CHEYENNE, Wyo. (AP) - Canadian mining company Cameco has taken steps to prevent a repeat of two radioactive sludge leaks from a truck along a route from Wyoming to Utah and shouldn’t be fined for the spills, company officials told U.S. regulators Thursday.

The measures will include putting the barium sulfate waste into bags inside a shipment container that has a wide lip at the top to prevent any loose material from sloshing over the edge.

The leaks of low-level waste didn’t endanger anybody, an attorney for the company emphasized during a public conference with U.S. Nuclear Regulatory Commission officials in Arlington, Texas.

“Our view is that we should be focusing on actual consequences here, which are low,” attorney Tyson Smith said.

The NRC has identified nine possible rule violations by Saskatoon, Canada-based Cameco related to the spills in 2015 and 2016. Both spills occurred along the route between a processing plant for a Wyoming uranium mine and a disposal facility near Blanding, Utah.

The truck also crossed part of Colorado. Follow-up tests along the roughly 600-mile route revealed no elevated radioactivity.

The company has halted shipments of barium sulfate waste since the more recent spill in March, 2016.

The possible violations considered by regulators include not shipping the material in appropriate containers.

NRC officials plan to decide in the next six weeks what civil penalty, if any, they plan to pursue against Cameco. The conference Thursday was a routine part of the NRC’s enforcement process, NRC spokeswoman Maureen Conley said.

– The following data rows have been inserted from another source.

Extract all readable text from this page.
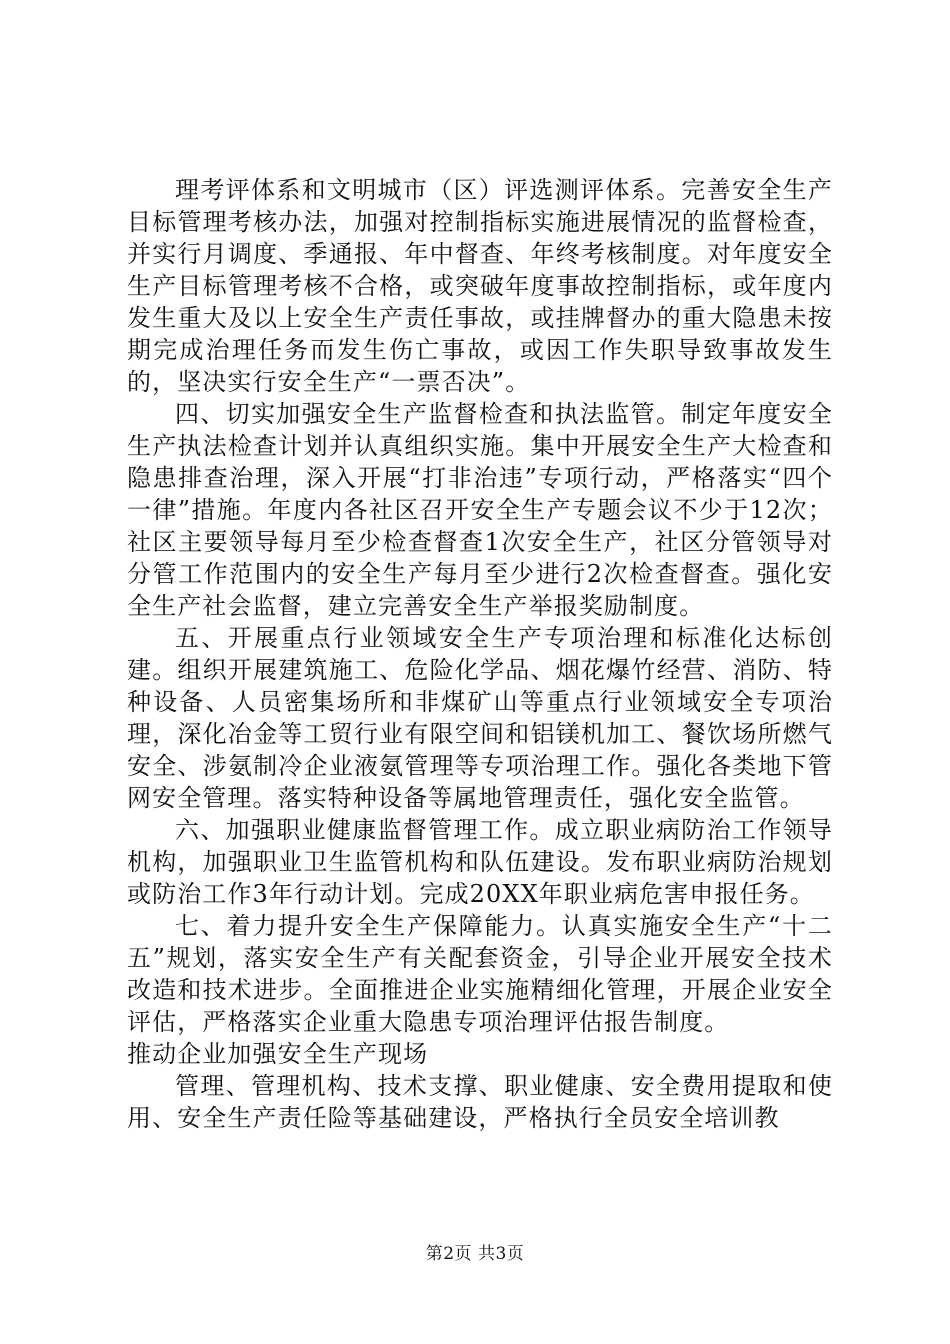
理考评体系和文明城市（区）评选测评体系。完善安全生产目标管理考核办法，加强对控制指标实施进展情况的监督检查，并实行月调度、季通报、年中督查、年终考核制度。对年度安全生产目标管理考核不合格，或突破年度事故控制指标，或年度内发生重大及以上安全生产责任事故，或挂牌督办的重大隐患未按期完成治理任务而发生伤亡事故，或因工作失职导致事故发生的，坚决实行安全生产“一票否决”。

四、切实加强安全生产监督检查和执法监管。制定年度安全生产执法检查计划并认真组织实施。集中开展安全生产大检查和隐患排查治理，深入开展“打非治违”专项行动，严格落实“四个一律”措施。年度内各社区召开安全生产专题会议不少于12次；社区主要领导每月至少检查督查1次安全生产，社区分管领导对分管工作范围内的安全生产每月至少进行2次检查督查。强化安全生产社会监督，建立完善安全生产举报奖励制度。

五、开展重点行业领域安全生产专项治理和标准化达标创建。组织开展建筑施工、危险化学品、烟花爆竹经营、消防、特种设备、人员密集场所和非煤矿山等重点行业领域安全专项治理，深化冶金等工贸行业有限空间和铝镁机加工、餐饮场所燃气安全、涉氨制冷企业液氨管理等专项治理工作。强化各类地下管网安全管理。落实特种设备等属地管理责任，强化安全监管。

六、加强职业健康监督管理工作。成立职业病防治工作领导机构，加强职业卫生监管机构和队伍建设。发布职业病防治规划或防治工作3年行动计划。完成20XX年职业病危害申报任务。

七、着力提升安全生产保障能力。认真实施安全生产“十二五”规划，落实安全生产有关配套资金，引导企业开展安全技术改造和技术进步。全面推进企业实施精细化管理，开展企业安全评估，严格落实企业重大隐患专项治理评估报告制度。

推动企业加强安全生产现场

管理、管理机构、技术支撑、职业健康、安全费用提取和使用、安全生产责任险等基础建设，严格执行全员安全培训教

第2页 共3页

The white, paste-like sludge that spilled is a normal byproduct of in-situ uranium mining, a process that involves pumping water mixed with oxygen and baking soda into uranium-bearing sandstone deposits. A solution containing uranium is then pumped to the surface and processed into yellowcake, which can be processed further into nuclear fuel.

Wyoming is the top uranium-mining state in the nation and Cameco Resources’ Smith Ranch-Highland mine in eastern Wyoming is the biggest in-situ uranium mine by production volume in the U.S.

The 2015 spill occurred when the truck driver braked hard to avoid hitting a deer and sludge sloshed over the back of the shipping container. The 2016 spill resulted from a faulty seal along the bottom of the container door, company officials told the NRC.

In both cases, workers at White Mesa Mill identified the spills while the truck was still parked alongside U.S. 191 and cleaned up the material, according to a report by mill owner Colorado-based Energy Fuels Resources.

An NRC inspection identified a variety of possible problems besides the container design, including how Cameco tested and documented the radioactivity of the material.

Still, the company urged the NRC to classify any violations on the lowest of the agency’s four scales of severity - a classification that doesn’t result in a fine.

“Ultimately there was low actual safety significance. There were no exposures to members of the public,” Smith said.